Better get a move on. Indonesia’s president announced today that the country’s capital would move from overcrowded, sinking and polluted Jakarta to a site in sparsely populated East Kalimantan province on Borneo island, known for rain forests and orangutans.
President Joko Widodo said intense studies over the past three years had resulted in the choice of the location on the eastern side of Borneo island.
The new capital city, which has not yet been named, will be in the middle of the vast archipelago nation and already has relatively complete infrastructure because it is near the cities of Balikpapan and Samarinda, Widodo said.
Jakarta is an archetypical Asian megacity with 10 million people or 30 million, including those in its greater metropolitan area. It is prone to earthquakes and flooding and is rapidly sinking due to uncontrolled extraction of groundwater. The groundwater is highly contaminated, as are its rivers. Congestion is estimated to cost the economy $6.5 billion a year. (Washington Post)
NIMBY. A Nuclear Regulatory Commission review panel deemed at least one environmental contention to the proposed nuclear waste interim storage facility in West Texas worthy of further inspection during the license application process.
The ruling sets the parameters for debate for environmental groups looking to stop the proposed private waste facility in Andrews, Texas.

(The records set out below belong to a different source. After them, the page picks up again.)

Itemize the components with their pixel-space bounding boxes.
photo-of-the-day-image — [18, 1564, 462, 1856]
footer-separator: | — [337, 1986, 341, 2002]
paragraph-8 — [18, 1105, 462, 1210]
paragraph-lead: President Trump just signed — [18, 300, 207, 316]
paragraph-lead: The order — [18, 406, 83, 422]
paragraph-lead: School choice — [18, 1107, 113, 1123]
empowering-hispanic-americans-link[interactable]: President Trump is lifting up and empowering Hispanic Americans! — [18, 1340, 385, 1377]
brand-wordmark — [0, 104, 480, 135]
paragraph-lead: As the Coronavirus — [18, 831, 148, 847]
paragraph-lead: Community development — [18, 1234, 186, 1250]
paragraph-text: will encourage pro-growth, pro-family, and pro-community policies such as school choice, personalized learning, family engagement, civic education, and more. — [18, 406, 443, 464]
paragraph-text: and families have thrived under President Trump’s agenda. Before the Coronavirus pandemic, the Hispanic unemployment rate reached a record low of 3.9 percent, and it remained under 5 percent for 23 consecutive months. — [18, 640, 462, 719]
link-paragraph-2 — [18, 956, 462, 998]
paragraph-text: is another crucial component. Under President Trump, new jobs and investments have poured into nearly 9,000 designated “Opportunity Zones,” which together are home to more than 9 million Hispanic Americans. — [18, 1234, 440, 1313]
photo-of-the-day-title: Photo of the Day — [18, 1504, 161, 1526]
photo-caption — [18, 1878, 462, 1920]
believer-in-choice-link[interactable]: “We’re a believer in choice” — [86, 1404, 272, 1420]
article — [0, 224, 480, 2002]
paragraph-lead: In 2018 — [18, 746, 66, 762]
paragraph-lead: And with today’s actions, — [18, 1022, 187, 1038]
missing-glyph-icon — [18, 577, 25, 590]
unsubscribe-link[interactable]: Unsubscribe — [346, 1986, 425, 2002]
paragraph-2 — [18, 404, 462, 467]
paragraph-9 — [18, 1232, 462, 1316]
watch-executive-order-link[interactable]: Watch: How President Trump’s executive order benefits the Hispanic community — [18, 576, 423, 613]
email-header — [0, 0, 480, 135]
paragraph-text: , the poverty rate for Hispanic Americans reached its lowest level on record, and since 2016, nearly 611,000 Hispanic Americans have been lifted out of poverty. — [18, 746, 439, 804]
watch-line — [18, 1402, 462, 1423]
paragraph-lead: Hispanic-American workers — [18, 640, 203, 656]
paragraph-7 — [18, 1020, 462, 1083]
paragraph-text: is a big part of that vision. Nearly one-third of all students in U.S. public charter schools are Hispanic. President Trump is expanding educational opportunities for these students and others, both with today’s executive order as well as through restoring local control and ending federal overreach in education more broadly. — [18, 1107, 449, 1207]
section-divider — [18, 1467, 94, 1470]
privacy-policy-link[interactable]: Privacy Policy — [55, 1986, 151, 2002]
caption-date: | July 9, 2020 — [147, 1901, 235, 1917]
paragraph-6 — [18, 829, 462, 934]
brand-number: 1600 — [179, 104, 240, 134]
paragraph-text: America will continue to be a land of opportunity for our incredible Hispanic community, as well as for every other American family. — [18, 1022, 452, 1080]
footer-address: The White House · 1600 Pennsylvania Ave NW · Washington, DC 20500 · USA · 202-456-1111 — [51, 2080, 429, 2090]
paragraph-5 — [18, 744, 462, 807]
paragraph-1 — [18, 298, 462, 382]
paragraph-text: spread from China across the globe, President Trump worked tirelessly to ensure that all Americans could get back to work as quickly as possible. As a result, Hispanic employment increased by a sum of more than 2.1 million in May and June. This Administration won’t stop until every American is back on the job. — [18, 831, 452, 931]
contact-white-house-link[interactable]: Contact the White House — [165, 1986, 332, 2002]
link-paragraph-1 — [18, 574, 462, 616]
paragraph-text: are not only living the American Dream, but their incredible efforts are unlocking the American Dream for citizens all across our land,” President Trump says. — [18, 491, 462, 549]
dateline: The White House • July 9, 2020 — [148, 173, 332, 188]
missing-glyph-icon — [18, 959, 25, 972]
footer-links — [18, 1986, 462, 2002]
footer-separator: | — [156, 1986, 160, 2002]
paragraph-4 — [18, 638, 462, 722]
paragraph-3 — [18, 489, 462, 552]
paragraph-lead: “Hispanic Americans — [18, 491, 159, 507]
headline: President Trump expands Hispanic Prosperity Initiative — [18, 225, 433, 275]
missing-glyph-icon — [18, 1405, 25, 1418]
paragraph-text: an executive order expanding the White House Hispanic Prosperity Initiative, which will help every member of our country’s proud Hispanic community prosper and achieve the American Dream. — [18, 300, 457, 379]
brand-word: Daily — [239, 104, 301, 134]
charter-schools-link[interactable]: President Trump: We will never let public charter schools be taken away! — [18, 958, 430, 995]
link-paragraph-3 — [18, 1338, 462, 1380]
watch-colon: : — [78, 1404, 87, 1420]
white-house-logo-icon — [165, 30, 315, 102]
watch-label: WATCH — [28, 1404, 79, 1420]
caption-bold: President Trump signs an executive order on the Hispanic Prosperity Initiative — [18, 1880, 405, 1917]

The planned site by Interim Storage Partners, a joint venture of Waste Control Specialists and Orano USA, is considered the most immediate location for consolidating some of the nation’s more than 80,000 metric tons of commercial nuclear waste.
The Atomic Safety and Licensing Board agreed with the contention filed by the Sierra Club that the application’s environmental review document did not adequately explain the site’s potential impacts to the habitats of the dunes sagebrush lizard and the Texas horned lizard.
Maybe there’s hope for the rest of us. Countries have agreed to protect more than a dozen shark species at risk of extinction, in a move aimed at conserving some of the ocean’s most awe-inspiring creatures who have themselves become prey to commercial fishing and the Chinese appetite for shark fin soup.
Three of the proposals, covering the international trade of 18 types of mako sharks, wedge fishes, and guitarfishes, passed with a needed two-thirds majority in a committee of the World Wildlife Conference known as CITES.
Alaska needs oil money. The Interior Department completed a draft environmental review that would allow ConocoPhillips to expand oil and gas operations in the northeast corner of the National Petroleum Reserve in Alaska (NPR-A).
The Bureau of Land Management estimated the Willow project would create between 400 and 600 jobs during operation and produce an estimated 590 million barrels of crude.
The proposed project joins a list of industry advances boosted by the Trump administration, including an anticipated oil and gas lease sale in the Arctic National Wildlife Refuge (ANWR) and a revision of protected lands within NPR-A, which the Trump administration has promised will come in months.
Alaska’s been cash dry since the price of oil busted five years ago.
It is hard to take the Trump administration at its word when it comes to environmental impact assessments and studies.
The administration continues to assault NEPA requirements without any real regard to the science involved. The earlier story on the Department of Transportation’s proposal to create a page limit is typical of the White House’s approach to environmental protection.